The letter was sent to newspapers yesterday ahead of the BBC Trust meeting today to discuss whether it should host ads on BBC.com.
The letter was signed by 10 MPs and follows an Early Day Motion submitted by Labour MP Austin Mitchell. The letter, published today in the Daily Telegraph, was signed by Mitchell as well as nine other MPs, including the Conservatives' Peter Bottomley and the Liberal Democrat's Mike Hancock.
They have called on the trust to reconsider the ad scheme, which could risk the corporation's international reputation "for just a few million pounds".
The MPs are concerned that hosting ads on BBC.com would lead to accusations of impartiality in the broadcaster's output, and fear the measures would eventually lead to ads appearing on the BBC's domestic news and entertainment services.
They wrote: "Senior foreign correspondents have warned that taking adverts will diminish the BBC's reputation overseas, and by extension, Britain's -- particularly in the Arab world where suspicions of western corporate interests run high, the very region we should be seeking to grow our reputation.
"If adverts are accepted on the international website, how long before BBC management contemplates their appearance on World Service, on web pages accessed within Britain, on Radio Three, on CBeebies?"
In addition, the letter states that technology used to block ads appearing on licence fee payer screens is far from perfect. The BBC is to use geo IP-blocking technology, created by Quova, a technology that detects where the web user is logging on from and if an ad should be sent.
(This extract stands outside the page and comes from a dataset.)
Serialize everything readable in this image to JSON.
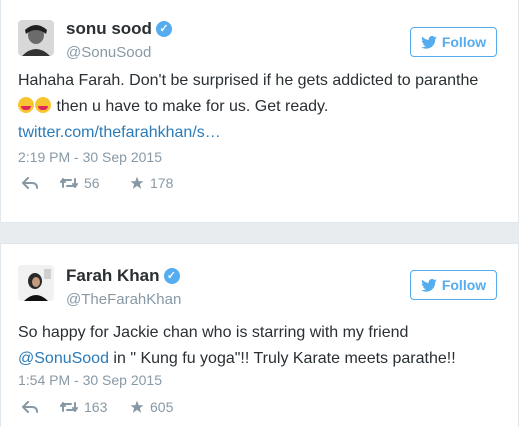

BBC executives have defended their measures, stating the proposed ads would be restricted to only a few sectors on BBC.com, including sport and technology, and that users in the UK would not be able to view the ads.
The BBC is making the move as a way of making up part of the shortfall in its licence fee settlement, which gave it less than it hoped for.
The British Internet Publishers Alliance has echoed the MP's calls and has said that ads on BBC.com would impact on the corporation's reputation for "impartiality and integrity".
However, Bipa, which represents News International, Trinity Mirror and Guardian Media Group, is also concerned that commercialisation of the BBC would take revenues away from its members, the BBC's commercial rivals.
A spokesperson for the Bipa said: "While such revenues might seem superficially attractive as a means of augmenting the licence fee, the collateral damage to the private sector would greatly exceed the benefit."